His life and dramatic resistance to the more powerful enemy became the basis for several artistic works. Juozas Grušas wrote a historical drama Herkus Mantas, portraying him as a romantic hero. The Lithuanian language movie Northern Crusades, directed by Marijonas Giedrys, with music by Giedrius Kuprevičius, was released in 1972. It became one of the best-received Lithuanian movies during the Soviet period (1945–90), because Lithuanians under the Soviet occupation could easily identify themselves with the Prussians under the Teutonic Knights. After Lithuania regained independence, Giedrius Kuprevičius returned to Grušas's drama play about Herkus Mantus, this time writing an opera based on it and calling it The Prussians. It premiered at Klaipėda Music Theater in 1995 with Nerijus Petrokas as director and Stasys Domarkas as a conductor.

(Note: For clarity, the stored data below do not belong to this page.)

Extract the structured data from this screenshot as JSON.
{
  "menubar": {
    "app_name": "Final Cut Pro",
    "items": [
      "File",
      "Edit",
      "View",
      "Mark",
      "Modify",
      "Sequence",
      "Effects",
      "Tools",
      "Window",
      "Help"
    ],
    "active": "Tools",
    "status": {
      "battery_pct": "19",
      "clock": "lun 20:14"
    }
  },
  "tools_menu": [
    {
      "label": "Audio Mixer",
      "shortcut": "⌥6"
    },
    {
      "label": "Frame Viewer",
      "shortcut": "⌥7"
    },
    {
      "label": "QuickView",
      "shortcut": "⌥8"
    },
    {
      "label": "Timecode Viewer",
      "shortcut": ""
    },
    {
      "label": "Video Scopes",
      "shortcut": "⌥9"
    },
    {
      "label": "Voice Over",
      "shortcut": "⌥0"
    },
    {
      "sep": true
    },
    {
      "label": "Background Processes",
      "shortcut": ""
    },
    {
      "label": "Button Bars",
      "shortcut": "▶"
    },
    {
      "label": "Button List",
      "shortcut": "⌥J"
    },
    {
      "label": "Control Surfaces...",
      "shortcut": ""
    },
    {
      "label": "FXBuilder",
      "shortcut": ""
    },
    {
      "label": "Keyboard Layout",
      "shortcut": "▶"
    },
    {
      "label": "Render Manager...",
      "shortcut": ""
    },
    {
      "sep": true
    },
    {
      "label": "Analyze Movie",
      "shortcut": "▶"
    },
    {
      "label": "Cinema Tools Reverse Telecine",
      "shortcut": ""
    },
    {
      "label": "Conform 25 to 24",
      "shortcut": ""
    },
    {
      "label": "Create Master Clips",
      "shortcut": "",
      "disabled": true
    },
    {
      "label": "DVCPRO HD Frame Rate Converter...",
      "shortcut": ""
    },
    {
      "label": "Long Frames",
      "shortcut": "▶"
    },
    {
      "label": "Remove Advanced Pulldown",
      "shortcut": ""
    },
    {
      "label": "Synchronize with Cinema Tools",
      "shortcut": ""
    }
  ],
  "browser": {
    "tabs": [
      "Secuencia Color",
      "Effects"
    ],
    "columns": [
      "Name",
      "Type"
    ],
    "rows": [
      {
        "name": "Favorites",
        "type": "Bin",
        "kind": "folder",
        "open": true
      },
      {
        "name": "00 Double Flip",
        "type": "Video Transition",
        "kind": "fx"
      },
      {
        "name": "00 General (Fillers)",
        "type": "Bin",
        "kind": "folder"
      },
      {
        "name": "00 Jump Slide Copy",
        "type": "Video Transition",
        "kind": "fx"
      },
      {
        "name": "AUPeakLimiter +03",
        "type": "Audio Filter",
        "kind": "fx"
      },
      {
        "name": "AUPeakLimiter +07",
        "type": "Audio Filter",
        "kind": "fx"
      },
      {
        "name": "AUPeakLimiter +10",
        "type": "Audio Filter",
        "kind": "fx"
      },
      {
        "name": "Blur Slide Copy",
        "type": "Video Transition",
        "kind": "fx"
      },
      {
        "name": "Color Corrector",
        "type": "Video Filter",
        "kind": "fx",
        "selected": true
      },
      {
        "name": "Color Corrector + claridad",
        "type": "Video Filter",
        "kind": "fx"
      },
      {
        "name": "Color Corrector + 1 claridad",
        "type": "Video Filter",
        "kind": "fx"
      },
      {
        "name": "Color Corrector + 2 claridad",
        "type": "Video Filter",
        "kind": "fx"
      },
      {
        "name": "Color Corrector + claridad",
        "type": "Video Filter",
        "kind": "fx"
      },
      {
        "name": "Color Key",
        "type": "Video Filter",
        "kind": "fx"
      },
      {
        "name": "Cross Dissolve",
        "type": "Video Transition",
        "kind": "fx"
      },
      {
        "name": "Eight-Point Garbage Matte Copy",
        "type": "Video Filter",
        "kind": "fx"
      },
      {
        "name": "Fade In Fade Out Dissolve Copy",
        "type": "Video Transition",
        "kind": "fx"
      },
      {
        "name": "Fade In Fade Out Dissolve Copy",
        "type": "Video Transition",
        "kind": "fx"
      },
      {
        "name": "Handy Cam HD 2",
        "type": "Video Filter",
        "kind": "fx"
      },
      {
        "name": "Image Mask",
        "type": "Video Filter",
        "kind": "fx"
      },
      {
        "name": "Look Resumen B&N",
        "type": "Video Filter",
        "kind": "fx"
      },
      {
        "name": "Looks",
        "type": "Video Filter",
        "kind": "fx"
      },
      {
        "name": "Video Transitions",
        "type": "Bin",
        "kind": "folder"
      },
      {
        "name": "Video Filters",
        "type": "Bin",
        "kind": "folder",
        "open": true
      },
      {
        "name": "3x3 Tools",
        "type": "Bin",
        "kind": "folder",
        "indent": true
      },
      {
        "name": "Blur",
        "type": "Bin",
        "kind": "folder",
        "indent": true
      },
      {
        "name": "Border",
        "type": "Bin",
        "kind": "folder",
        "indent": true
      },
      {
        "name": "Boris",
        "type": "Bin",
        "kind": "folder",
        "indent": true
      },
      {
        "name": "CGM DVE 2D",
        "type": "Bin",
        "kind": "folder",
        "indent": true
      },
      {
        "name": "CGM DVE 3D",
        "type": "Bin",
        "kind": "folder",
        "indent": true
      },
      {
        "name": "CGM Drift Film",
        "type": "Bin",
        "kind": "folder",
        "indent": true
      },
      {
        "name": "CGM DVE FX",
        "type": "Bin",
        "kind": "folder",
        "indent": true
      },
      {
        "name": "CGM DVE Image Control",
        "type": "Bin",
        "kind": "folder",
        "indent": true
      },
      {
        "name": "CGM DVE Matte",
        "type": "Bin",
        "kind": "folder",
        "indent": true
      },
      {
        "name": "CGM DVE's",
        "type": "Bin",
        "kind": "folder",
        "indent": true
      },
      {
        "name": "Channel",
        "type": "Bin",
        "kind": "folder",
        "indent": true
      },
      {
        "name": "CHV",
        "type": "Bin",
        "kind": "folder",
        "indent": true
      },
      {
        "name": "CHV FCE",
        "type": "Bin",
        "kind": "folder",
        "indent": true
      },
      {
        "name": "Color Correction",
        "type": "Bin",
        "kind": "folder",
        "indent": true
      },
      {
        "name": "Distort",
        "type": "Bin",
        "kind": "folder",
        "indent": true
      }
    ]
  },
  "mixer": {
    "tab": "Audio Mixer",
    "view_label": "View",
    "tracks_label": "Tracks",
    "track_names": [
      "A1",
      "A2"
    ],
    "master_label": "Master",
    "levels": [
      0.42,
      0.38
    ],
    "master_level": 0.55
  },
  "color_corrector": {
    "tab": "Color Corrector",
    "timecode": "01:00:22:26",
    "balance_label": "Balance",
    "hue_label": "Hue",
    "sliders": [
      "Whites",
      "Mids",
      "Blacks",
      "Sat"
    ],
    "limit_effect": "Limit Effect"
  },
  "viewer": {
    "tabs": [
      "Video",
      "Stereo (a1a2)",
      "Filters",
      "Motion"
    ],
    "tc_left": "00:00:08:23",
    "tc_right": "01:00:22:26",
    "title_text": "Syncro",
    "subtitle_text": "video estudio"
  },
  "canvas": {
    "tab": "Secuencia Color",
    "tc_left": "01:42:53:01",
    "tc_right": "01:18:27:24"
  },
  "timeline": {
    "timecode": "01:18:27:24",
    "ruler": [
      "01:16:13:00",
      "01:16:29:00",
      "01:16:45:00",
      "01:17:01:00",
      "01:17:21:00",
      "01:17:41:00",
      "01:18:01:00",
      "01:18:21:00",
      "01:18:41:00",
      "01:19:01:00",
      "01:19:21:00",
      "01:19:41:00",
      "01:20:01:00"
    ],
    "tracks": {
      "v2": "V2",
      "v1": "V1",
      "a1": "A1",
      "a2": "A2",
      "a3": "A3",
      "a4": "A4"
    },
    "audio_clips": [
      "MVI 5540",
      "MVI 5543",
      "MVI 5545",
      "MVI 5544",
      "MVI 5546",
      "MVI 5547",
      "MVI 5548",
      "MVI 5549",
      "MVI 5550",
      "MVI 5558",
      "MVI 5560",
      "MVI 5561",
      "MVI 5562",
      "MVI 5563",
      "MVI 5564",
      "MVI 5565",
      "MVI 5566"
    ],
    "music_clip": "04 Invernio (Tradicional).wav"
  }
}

There's a song titled "Herkus Monte" in the 2015 album Senprūsija (Old Prussia) by the Latvian folk metal band Skyforger. He is also mentioned in the song Tagad vai nekad (Now or Never) of the same album as one of the leaders who fought the Teutonic Order during the Great Prussian Uprising. Furthermore, Herkus Monte has been featured in the videogame Ancestors Legacy as the protagonist of one of the game's campaigns, History of the Teutonic Order.